There is a constraint (or, really, a lack of constraint) that is opposite of NOT NULL. Writing "NULL" in after a field allows a value to be NULL. This is actually the default for all columns, and it does not have to be explicitly stated. Personally, I like writing NULL for every field that can be NULL — it’s a reminder to myself, when I’m looking at the schema in the future.
Don’t you think it’s about time our employees got paid?

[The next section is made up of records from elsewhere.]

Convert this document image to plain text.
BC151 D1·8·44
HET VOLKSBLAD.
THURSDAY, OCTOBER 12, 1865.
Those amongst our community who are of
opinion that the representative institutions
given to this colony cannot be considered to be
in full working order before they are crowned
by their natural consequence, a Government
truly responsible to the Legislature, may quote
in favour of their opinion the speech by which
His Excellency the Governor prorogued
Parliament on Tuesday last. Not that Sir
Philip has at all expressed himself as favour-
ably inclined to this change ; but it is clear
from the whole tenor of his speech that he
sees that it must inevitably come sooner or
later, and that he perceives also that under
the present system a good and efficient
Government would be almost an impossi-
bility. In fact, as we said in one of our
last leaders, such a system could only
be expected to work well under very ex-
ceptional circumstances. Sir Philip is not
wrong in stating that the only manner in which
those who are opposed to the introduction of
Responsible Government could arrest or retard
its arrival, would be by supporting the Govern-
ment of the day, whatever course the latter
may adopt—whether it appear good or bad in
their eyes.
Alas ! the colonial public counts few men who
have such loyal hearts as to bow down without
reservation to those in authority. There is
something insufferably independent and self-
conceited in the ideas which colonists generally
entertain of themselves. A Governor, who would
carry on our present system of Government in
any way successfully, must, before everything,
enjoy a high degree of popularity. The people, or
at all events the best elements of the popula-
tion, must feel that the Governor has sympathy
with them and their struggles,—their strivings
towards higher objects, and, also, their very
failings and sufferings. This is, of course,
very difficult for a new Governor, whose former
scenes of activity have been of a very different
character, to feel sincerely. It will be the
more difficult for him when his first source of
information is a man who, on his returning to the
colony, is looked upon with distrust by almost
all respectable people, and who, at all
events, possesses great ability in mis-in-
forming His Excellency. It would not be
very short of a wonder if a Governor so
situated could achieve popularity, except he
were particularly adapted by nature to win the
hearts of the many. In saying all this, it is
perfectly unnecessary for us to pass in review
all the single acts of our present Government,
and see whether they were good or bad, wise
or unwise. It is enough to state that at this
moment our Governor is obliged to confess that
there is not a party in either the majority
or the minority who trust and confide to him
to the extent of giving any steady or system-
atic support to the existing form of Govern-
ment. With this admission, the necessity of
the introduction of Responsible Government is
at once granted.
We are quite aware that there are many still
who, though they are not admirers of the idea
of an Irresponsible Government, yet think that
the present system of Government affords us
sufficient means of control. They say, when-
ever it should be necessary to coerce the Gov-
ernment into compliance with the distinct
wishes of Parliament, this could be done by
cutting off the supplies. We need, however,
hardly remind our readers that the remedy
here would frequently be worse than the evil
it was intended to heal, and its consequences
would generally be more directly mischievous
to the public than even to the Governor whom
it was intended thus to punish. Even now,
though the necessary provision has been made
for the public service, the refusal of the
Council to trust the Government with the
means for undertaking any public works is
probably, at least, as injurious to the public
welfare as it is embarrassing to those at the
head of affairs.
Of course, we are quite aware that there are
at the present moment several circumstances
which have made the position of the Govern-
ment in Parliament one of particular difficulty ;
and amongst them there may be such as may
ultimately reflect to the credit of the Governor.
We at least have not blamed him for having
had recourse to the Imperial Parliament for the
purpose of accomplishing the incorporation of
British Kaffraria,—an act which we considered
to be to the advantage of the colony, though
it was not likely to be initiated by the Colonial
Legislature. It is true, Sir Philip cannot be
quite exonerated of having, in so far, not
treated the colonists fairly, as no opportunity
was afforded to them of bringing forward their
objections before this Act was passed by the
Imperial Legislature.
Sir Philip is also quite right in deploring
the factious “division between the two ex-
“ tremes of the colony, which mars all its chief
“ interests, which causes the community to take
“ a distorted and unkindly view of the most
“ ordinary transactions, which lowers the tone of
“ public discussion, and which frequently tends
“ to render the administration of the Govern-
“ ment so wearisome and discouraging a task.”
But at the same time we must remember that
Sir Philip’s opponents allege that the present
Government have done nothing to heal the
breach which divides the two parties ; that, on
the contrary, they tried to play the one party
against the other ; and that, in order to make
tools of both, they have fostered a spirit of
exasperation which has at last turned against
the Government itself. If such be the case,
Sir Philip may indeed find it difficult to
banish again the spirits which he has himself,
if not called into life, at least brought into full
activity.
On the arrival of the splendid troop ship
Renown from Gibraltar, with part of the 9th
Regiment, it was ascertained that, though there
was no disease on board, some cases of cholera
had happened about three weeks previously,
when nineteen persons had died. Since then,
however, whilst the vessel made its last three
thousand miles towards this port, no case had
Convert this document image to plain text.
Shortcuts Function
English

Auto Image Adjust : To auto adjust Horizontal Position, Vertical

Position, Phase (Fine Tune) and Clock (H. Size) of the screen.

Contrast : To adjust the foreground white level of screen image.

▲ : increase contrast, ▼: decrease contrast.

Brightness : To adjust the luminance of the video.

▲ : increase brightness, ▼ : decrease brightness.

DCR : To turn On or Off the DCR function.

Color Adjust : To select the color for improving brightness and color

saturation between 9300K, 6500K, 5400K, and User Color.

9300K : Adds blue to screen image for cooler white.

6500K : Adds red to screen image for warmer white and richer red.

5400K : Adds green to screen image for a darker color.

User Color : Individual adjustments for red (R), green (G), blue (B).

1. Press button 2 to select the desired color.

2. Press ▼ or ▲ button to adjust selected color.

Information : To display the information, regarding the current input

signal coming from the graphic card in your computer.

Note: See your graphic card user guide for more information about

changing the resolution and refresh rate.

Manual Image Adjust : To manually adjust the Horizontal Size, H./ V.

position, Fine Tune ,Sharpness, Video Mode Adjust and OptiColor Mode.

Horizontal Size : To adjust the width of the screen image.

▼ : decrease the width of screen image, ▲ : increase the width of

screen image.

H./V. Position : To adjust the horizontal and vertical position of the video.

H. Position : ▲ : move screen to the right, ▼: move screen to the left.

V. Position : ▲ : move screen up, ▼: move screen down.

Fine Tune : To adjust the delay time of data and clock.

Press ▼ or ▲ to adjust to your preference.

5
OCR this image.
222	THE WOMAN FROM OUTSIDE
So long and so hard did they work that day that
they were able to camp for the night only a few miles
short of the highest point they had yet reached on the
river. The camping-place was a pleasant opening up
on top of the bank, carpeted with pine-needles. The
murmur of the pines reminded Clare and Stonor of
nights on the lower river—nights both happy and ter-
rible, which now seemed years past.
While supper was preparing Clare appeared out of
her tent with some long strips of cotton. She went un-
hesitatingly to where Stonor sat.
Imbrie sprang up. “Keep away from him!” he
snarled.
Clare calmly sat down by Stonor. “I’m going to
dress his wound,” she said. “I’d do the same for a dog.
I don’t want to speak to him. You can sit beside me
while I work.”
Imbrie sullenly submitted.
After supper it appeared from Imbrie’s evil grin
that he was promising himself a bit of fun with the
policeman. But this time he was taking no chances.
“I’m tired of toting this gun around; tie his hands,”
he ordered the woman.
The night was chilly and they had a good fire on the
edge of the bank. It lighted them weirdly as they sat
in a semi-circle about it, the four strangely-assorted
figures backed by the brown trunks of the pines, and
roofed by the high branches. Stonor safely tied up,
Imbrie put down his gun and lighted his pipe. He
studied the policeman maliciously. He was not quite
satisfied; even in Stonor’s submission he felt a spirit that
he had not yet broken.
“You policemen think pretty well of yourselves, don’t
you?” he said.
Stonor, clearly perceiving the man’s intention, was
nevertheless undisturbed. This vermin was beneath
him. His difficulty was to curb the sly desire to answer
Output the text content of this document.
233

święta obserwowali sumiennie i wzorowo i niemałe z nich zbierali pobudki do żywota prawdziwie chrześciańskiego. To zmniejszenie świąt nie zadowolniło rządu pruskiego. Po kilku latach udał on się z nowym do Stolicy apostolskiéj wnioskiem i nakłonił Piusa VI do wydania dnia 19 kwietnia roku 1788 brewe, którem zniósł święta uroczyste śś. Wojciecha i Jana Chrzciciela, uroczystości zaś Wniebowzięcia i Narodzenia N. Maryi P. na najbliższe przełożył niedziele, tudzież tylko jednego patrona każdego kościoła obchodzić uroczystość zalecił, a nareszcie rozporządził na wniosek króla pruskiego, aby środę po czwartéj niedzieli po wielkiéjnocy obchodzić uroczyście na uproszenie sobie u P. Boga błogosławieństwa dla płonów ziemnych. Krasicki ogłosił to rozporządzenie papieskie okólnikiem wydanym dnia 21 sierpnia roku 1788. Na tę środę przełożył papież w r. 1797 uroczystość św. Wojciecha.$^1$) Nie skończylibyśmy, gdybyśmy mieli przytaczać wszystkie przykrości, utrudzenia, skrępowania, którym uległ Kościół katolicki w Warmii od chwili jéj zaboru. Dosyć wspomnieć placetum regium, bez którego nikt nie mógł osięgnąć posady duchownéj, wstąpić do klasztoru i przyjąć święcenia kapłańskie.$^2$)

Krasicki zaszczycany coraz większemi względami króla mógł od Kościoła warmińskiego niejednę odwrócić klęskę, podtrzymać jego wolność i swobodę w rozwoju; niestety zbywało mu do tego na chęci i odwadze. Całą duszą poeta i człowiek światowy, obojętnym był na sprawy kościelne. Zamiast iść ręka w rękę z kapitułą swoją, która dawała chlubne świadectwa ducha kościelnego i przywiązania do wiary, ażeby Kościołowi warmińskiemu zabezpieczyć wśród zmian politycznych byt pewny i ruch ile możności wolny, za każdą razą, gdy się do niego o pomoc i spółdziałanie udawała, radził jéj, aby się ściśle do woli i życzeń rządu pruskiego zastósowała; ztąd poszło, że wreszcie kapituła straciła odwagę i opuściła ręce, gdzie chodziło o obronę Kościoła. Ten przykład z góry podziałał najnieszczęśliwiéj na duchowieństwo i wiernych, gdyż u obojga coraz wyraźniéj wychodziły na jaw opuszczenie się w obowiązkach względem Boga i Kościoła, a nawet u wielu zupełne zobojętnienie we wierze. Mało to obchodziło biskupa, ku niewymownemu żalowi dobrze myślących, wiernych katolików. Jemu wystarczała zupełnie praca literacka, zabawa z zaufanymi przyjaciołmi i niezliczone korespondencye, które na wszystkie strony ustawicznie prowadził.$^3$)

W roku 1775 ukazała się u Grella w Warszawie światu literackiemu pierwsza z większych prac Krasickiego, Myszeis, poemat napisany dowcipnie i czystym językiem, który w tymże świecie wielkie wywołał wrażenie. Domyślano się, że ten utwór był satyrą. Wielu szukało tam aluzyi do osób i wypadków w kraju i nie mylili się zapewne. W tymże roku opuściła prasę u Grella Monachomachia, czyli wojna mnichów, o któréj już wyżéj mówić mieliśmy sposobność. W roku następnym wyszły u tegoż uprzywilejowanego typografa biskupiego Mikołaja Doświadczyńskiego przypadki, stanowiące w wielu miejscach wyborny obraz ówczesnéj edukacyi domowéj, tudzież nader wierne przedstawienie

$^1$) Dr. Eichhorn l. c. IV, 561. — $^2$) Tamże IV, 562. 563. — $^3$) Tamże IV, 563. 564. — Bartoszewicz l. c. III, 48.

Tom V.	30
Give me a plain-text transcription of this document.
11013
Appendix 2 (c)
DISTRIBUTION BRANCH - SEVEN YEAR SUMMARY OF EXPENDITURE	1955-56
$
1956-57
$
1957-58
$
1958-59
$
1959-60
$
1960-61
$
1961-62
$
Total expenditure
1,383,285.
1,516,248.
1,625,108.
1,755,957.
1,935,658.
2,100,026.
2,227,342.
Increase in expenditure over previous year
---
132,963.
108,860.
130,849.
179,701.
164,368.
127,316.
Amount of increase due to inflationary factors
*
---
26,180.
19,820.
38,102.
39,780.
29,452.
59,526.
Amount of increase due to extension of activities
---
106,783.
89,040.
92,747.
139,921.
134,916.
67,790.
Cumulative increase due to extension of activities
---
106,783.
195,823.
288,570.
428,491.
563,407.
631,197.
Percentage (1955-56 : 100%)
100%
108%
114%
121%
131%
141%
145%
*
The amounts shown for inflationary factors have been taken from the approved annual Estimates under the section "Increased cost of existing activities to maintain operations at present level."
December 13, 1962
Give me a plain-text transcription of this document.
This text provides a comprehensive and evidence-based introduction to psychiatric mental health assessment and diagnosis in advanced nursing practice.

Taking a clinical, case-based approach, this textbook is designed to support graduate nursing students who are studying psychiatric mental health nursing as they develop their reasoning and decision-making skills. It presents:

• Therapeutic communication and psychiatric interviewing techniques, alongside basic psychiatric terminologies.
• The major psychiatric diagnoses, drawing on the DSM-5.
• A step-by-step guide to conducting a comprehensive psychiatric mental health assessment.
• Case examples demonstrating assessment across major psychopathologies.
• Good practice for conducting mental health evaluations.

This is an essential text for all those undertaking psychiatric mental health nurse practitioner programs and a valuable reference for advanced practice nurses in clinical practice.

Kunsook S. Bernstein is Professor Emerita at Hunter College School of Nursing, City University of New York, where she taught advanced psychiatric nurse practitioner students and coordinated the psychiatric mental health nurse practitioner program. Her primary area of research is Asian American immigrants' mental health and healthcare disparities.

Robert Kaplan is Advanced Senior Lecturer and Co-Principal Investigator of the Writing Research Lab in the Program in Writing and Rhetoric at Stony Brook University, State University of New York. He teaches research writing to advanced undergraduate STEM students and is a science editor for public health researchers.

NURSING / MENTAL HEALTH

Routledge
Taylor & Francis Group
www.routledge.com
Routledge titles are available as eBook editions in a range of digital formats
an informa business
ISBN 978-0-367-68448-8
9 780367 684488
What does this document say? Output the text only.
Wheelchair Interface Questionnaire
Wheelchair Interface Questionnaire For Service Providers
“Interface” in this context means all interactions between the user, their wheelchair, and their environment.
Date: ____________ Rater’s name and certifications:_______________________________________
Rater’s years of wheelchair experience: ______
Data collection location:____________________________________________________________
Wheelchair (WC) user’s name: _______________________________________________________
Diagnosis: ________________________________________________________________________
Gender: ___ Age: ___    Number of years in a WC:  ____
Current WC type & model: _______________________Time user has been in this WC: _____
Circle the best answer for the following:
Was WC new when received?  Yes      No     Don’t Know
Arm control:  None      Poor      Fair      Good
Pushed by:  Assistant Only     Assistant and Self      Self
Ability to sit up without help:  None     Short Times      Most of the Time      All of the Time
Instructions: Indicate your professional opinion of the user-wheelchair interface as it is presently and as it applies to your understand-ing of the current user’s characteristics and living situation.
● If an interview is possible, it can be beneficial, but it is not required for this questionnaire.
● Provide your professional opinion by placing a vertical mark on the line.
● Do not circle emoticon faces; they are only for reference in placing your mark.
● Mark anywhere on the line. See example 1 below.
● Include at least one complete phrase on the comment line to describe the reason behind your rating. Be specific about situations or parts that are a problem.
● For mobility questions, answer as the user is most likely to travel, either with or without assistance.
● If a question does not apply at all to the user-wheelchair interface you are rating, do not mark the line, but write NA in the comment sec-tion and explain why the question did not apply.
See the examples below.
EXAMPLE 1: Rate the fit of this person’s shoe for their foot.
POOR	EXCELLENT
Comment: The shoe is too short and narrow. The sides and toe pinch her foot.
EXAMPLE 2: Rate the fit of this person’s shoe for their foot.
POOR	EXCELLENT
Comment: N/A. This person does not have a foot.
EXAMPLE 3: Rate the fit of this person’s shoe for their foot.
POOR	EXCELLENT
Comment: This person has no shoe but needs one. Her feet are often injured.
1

A check constraint enforces a defined rule on a table or column. (PostgreSQL, unsupported in MySQL 5?) It is another tool that helps you design databases that only take logical and sensical data. Let’s create a table of employees and how much they get paid:
CREATE TABLE employee ( employee_id SERIAL PRIMARY KEY, monthly_salary NUMERIC NOT NULL );
This table works great, until an employee complains about the payroll system deducting money from his bank account. A quick look shows that the HR director and his fat fingers are the cause once again — he entered $-640 into the payroll application! He must have been aiming for the 9 key, you figure. Let’s put a check constraint onto that column to prevent this from ever happening again. While we’re at it, let’s limit the monthly salary to values under $15,000. You can always come back and change it later if necessary, but for now it will prevent another data entry typo.
CREATE TABLE employee ( employee_id SERIAL PRIMARY KEY, monthly_salary NUMERIC NOT NULL CHECK (monthly_salary > 0) CHECK (monthly_salary < 15000) );
Now we cannot enter salary values outside of (0 ... 15000) per month. You might need to rebuild this table and increase the salary limit, once your boss finds out how you prevented a terrible payroll mistake. ... ha ha. ha.